First, the AAUW applauds The Post-Journal for demanding that the current laws be enforced, but if enforcement were enough, the pay gap would not exist. This Fair Pay Act also needs to be enacted so that women can receive the pay they are owed for the work they are already doing in jobs of comparable value and worth.

It is incorrect to state that "The bill would impose state regulations telling businesses with more than four employees which jobs are 'equal' and so must be paid the same." There is nothing in this Fair Pay Act that takes salary-setting out of the hands of employers. Employers currently define their job classes/titles and set their own salary schedules; they will continue to do so after the Fair Pay legislation is enacted.

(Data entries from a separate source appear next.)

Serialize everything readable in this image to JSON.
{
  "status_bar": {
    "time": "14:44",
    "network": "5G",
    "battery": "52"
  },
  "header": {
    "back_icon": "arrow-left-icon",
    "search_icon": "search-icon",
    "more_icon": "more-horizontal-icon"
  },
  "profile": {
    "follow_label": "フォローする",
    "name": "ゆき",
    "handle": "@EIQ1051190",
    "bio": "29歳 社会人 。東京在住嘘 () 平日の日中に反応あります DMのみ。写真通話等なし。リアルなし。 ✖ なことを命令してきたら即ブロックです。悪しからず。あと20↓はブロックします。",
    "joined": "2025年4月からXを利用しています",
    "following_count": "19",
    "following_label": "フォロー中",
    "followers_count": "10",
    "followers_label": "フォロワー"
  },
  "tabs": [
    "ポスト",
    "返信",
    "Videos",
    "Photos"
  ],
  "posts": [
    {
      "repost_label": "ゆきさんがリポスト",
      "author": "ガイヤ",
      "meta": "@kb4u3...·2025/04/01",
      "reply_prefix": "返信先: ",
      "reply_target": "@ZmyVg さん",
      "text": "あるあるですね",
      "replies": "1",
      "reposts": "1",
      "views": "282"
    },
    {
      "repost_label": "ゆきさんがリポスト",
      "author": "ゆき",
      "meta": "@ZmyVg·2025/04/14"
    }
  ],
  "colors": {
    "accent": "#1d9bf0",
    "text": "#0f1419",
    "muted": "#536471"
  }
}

The difference? An employer must put a gender and racial neutral system in place to serve as the basis for their decision-making. Such systems have been used in large businesses like hospitals for over 70 years to compare positions like physical therapist and lab technician - different jobs that can be evaluated using neutral criteria like level of education and experience required, value to the employer, scope of responsibility, human resource and communication skills, management and supervision responsibilities, and working conditions.

The Post-Journal's editorial was called "Enforce Existing Fair Pay Laws," but the reason for the Paycheck Fairness Act is that our existing law, the Equal Pay Act, has such a limited scope. It fails to cover wage discrimination based on race and it fails to provide equal pay for jobs that are comparable but not identical. It excludes equity for part-time workers and prohibits groups of workers from filing class action suits. In addition this bill protects employees who share their compensation rates with fellow employees without fear of retaliation by their employer. As Lilly Ledbetter learned, if you don't know what your peer is earning, you don't know you are being cheated.

The bottom line is that we all need to work together to address this stubborn inequality. The pay gap still exists. This Fair Pay Act needs to be enacted so that women and minorities can receive the pay they are owed for the work they are already doing in jobs of comparable value and worth.